A linguagem é o espelho vivo de uma sociedade, mas, às vezes, parece que estamos a tentar polir o espelho até que ele deixe de refletir a realidade. 
A imagem sugere uma higienização do vocabulário. Expressões como "dia negro" ou "paciência de chinês" passam a ser vistas apenas sob a lente do preconceito, ignorando a carga histórica ou a metáfora cultural que as carregam. 
Se o "negro" é banido por representar o luto ou a dificuldade, surge o paradoxo da brancura. Seguindo essa mesma lógica de policiamento semântico, onde traçamos a linha? 
A Noite em Branco: Quando a insónia nos rouba o descanso, dizemos que passámos a "noite em branco". Se o preto é o peso, o branco aqui é o vazio, a ausência de cor e de sono. Será esta ausência também uma ofensa? 
A "Branca" de Memória: Quando o pensamento foge e a mente fica estéril, "deu-nos uma branca". É o nada absoluto.

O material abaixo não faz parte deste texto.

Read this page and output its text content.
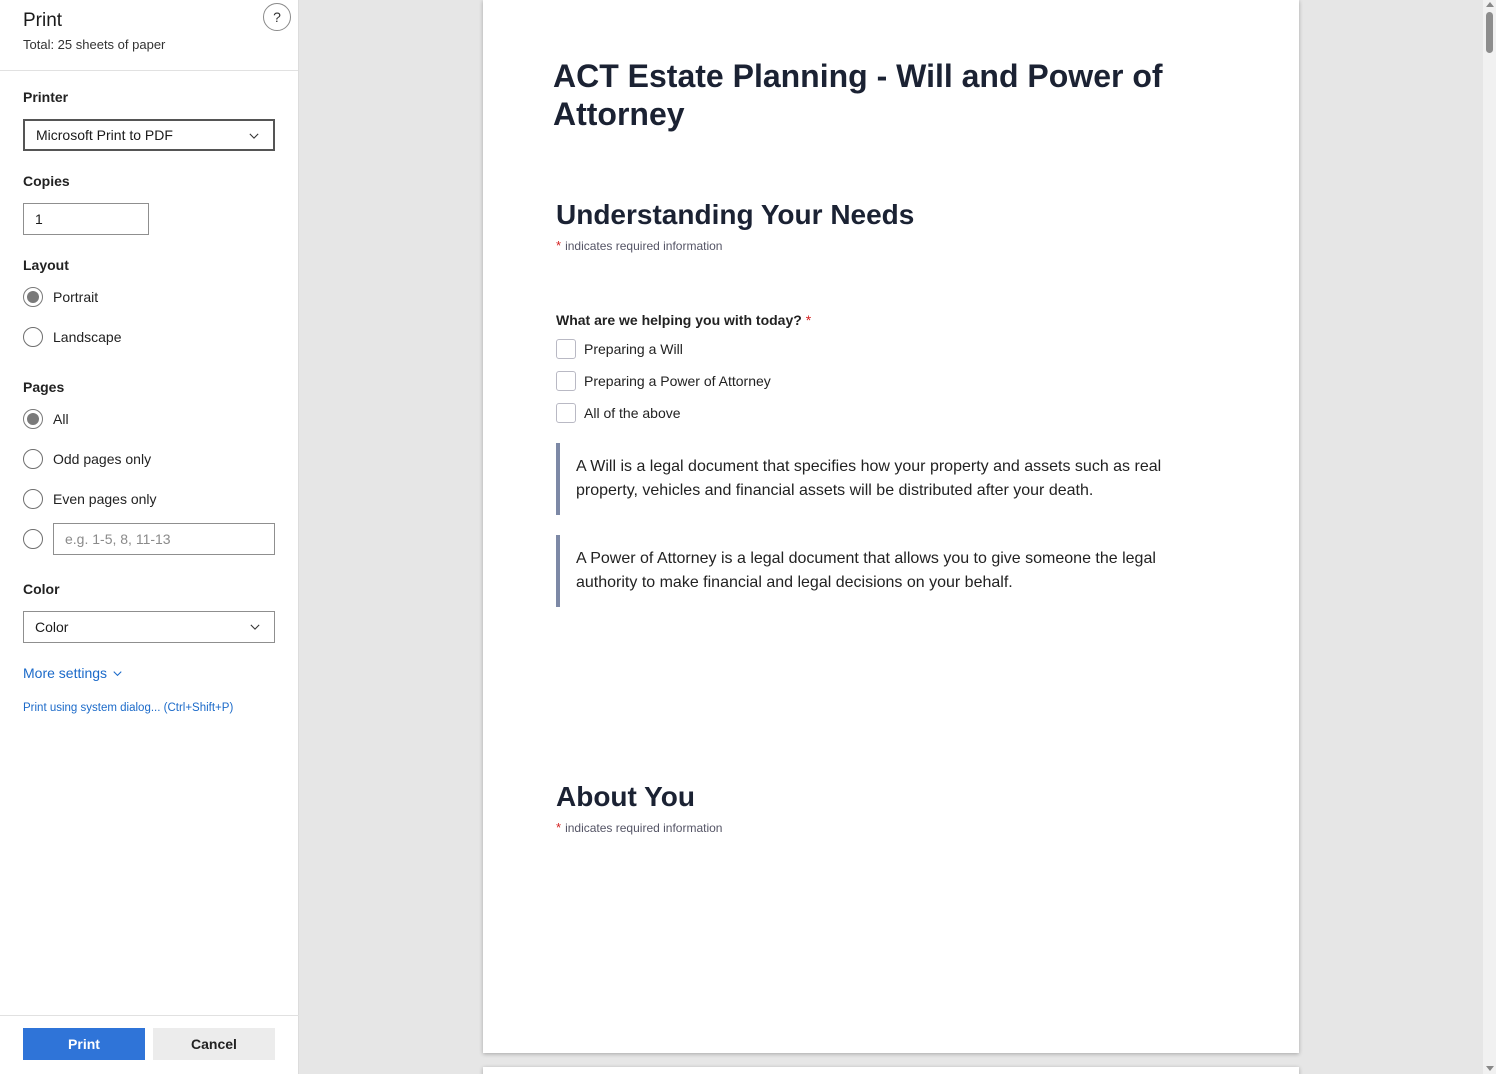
Print
Total: 25 sheets of paper
?
Printer
Microsoft Print to PDF
Copies
1
Layout
Portrait
Landscape
Pages
All
Odd pages only
Even pages only
e.g. 1-5, 8, 11-13
Color
Color
More settings
Print using system dialog... (Ctrl+Shift+P)
Print	Cancel
ACT Estate Planning - Will and Power of Attorney
Understanding Your Needs
* indicates required information
What are we helping you with today? *
Preparing a Will
Preparing a Power of Attorney
All of the above
A Will is a legal document that specifies how your property and assets such as real property, vehicles and financial assets will be distributed after your death.
A Power of Attorney is a legal document that allows you to give someone the legal authority to make financial and legal decisions on your behalf.
About You
* indicates required information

Se o negro é o "mau", aqui o branco é a falha, o erro de sistema, o vácuo intelectual. 
O Voto em Branco: No auge da democracia, o "voto em branco" é a neutralidade, o desinteresse ou a negação de todas as opções. É o descarte. 
Se começarmos a medir a moralidade de cada adjetivo, corremos o risco de transformar a comunicação num campo minado, onde a intenção do orador vale menos do que a interpretação isolada de uma palavra. 
O racismo combate-se com educação, justiça e igualdade de oportunidades, e não apenas apagando expressões que, na maioria das vezes, utilizamos no nosso quotidiano sem a carga de ódio que lhes querem agora atribuir. 
A verdadeira inclusão faz-se na soma das vozes, e não na subtração das palavras.